If we told you ten years ago that you would be able to print machine parts out of your printer, would you have believed us? Probably not; yet, that’s just how far technology has progressed in the past decade. All types of industries, particularly manufacturing, have found that 3D printing is a great alternative to traditional manufacturing processes.
Before 3D printing became possible, there was a ton of hype surrounding it. People thought it would be a game-changing innovation. Yet, some skeptics (who we like to call negative Nancys) and falling stock prices may give people the wrong idea about 3D printing. There are plenty of reasons to be excited about 3D printing, especially in the form of successful implementation into finished products. 3D-printed car parts are being used in the manufacturing of vehicles. While 3D printing may have once been viable only as a prototype printer, parts that are being produced in this way are more than capable of being used in end products.

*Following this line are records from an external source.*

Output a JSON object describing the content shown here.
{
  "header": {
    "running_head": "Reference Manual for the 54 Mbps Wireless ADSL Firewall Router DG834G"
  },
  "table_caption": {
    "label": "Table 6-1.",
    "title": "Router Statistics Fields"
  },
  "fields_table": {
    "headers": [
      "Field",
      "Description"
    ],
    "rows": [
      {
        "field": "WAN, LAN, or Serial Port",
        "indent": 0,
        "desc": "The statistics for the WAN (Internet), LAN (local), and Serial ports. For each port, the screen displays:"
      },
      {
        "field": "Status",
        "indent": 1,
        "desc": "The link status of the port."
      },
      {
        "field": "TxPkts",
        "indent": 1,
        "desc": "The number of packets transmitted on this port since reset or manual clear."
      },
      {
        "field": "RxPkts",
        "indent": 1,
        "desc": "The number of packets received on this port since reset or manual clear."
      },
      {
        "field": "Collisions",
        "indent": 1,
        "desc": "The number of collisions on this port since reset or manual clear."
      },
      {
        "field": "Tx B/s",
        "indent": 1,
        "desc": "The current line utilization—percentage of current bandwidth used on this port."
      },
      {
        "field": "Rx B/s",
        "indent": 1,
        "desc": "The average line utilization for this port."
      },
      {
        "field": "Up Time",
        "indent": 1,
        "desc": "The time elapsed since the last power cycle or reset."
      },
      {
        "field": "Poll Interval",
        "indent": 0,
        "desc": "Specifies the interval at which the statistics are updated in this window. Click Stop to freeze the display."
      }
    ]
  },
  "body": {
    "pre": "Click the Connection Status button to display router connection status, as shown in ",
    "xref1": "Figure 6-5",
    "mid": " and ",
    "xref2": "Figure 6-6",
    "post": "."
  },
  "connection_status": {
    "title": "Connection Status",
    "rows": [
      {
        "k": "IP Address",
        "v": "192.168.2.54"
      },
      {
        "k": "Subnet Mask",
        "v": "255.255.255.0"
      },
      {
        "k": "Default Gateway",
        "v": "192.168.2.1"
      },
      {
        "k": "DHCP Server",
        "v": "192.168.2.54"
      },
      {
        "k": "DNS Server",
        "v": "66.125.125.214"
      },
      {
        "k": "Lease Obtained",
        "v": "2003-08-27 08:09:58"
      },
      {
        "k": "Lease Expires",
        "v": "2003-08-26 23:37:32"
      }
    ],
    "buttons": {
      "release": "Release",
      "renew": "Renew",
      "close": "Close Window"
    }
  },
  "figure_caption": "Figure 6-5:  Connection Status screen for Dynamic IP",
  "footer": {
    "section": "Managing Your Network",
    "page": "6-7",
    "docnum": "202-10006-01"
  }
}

Here are some statistics from a PwC study concerning the implementation speed of 3D printing:
- 31.4 percent of manufacturers are using 3D printing for prototyping, 6.6 are using it for end-product production, and 13.2 percent are using it for both; all three of these figures are considerably higher than they were in 2014.
- 17.4 percent are experimenting with 3D printing - down from 2014, when 28.9 percent claimed to be experimenting with 3D printing.
- 42 percent of manufacturers feel that 3D printing will be used in high-volume production within the next 3-5 years.
Granted, it’s important to take into consideration the repercussions that mass-producing 3D printing machines will have on the manufacturing industry. While the costs of 3D-printed goods are dramatically lower, will this disrupt the status-quo of how traditional supply chains work?
Furthermore, there is some concern over how 3D printing will affect intellectual property. As the demand for 3D printing technology increases, the costs will decrease, and the results of this innovation will become more apparent. Then there’s the problem of meeting the required quality and retaining enough speed to efficiently make use of the 3D printing technology. These uncertainties are why organizations are slowly moving toward implementing 3D printing, rather than jumping the gun and diving right in.
Whether or not 3D printing becomes a major part of the manufacturing environment may be up for debate, but it’s a great example of how innovative technology solutions can directly affect a businesses’s bottom line. By efficiently managing your companies technology solutions, you can achieve the best return on investment for them. However, just like a manufacturer implementing 3D printing, your business needs to carefully consider how implementing new solutions will affect your current operations.